Turkey: Not the Only Main Course This Year

Reporter: Shannon Samson

Turkey is so last century according to Rivertown Butcher Shop butcher Randy Pearson.

"I guess it's the new generation. Grandma and mom had a big ol' turkey on the table for years and years and years and it's just a cycle, I guess. People are getting tired of turkey."

Don't get him wrong, he still sells a ton of turkeys, but he is filling more and more specialty orders.

Like oxtail for soup, beef tongue and frog legs. Beef tenderloin and pork chops are big sellers. Other foul such as quail and duck grace Thanksgiving tables these days and the deceptive dish called "city chicken" which is really cubed pork and veal.

On the other side of the meat counter, customers have their own creative menu suggestions.

Henderson resident June Hutcheson says, "That's something our family has done over a period of years is the scalloped oysters, so we always make sure they're on the table."

Newburgh resident Angie Manz says, "Cabbage rolls and pierogies and I make fresh cranberries, but my mom was Ukrainian so we used to always have a traditional Ukrainian meal."

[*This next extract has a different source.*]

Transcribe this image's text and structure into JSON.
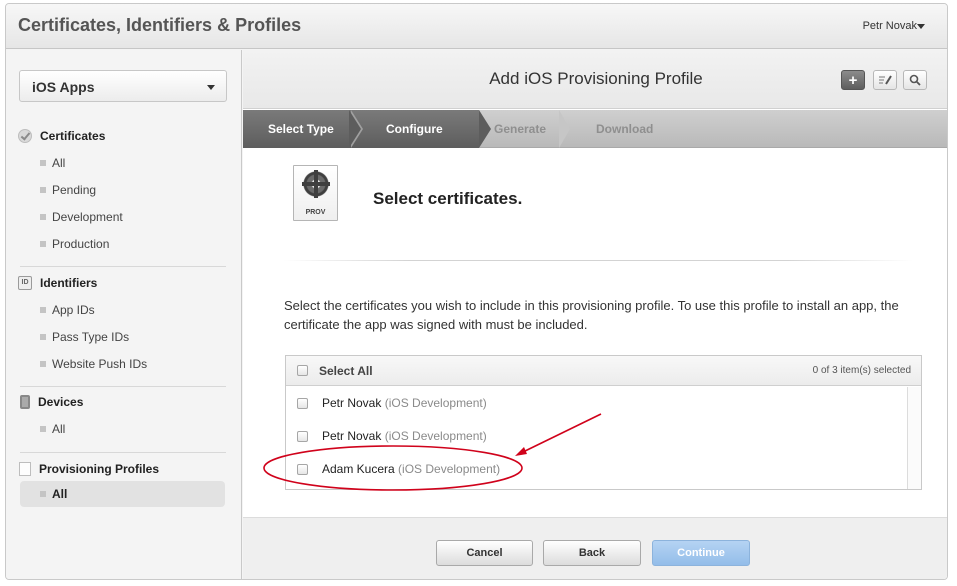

But these ladies only serve those dishes in addition to turkey, which remains a staple for them. ...As well it should says dietitian Breann Ellis. "Turkey is very lean. There's only about 150 calories in a 3 ounce serving. You need to make sure that it's white meat without the skin. If it's dark meat, fat content and calories almost double."

So maybe turkey wins the healthy choice award, but if you want a main dish that's easier to cook and leaves fewer leftovers, the Rivertown butcher says he's got some ideas for you.

The pilgrims ate turkey at the first thanksgiving, so perhaps you think it's un-American not to have it. But it is becoming very American to be overweight these days. So the dietitian says the best new tradition would be a walk or some other kind of physical activity after dinner.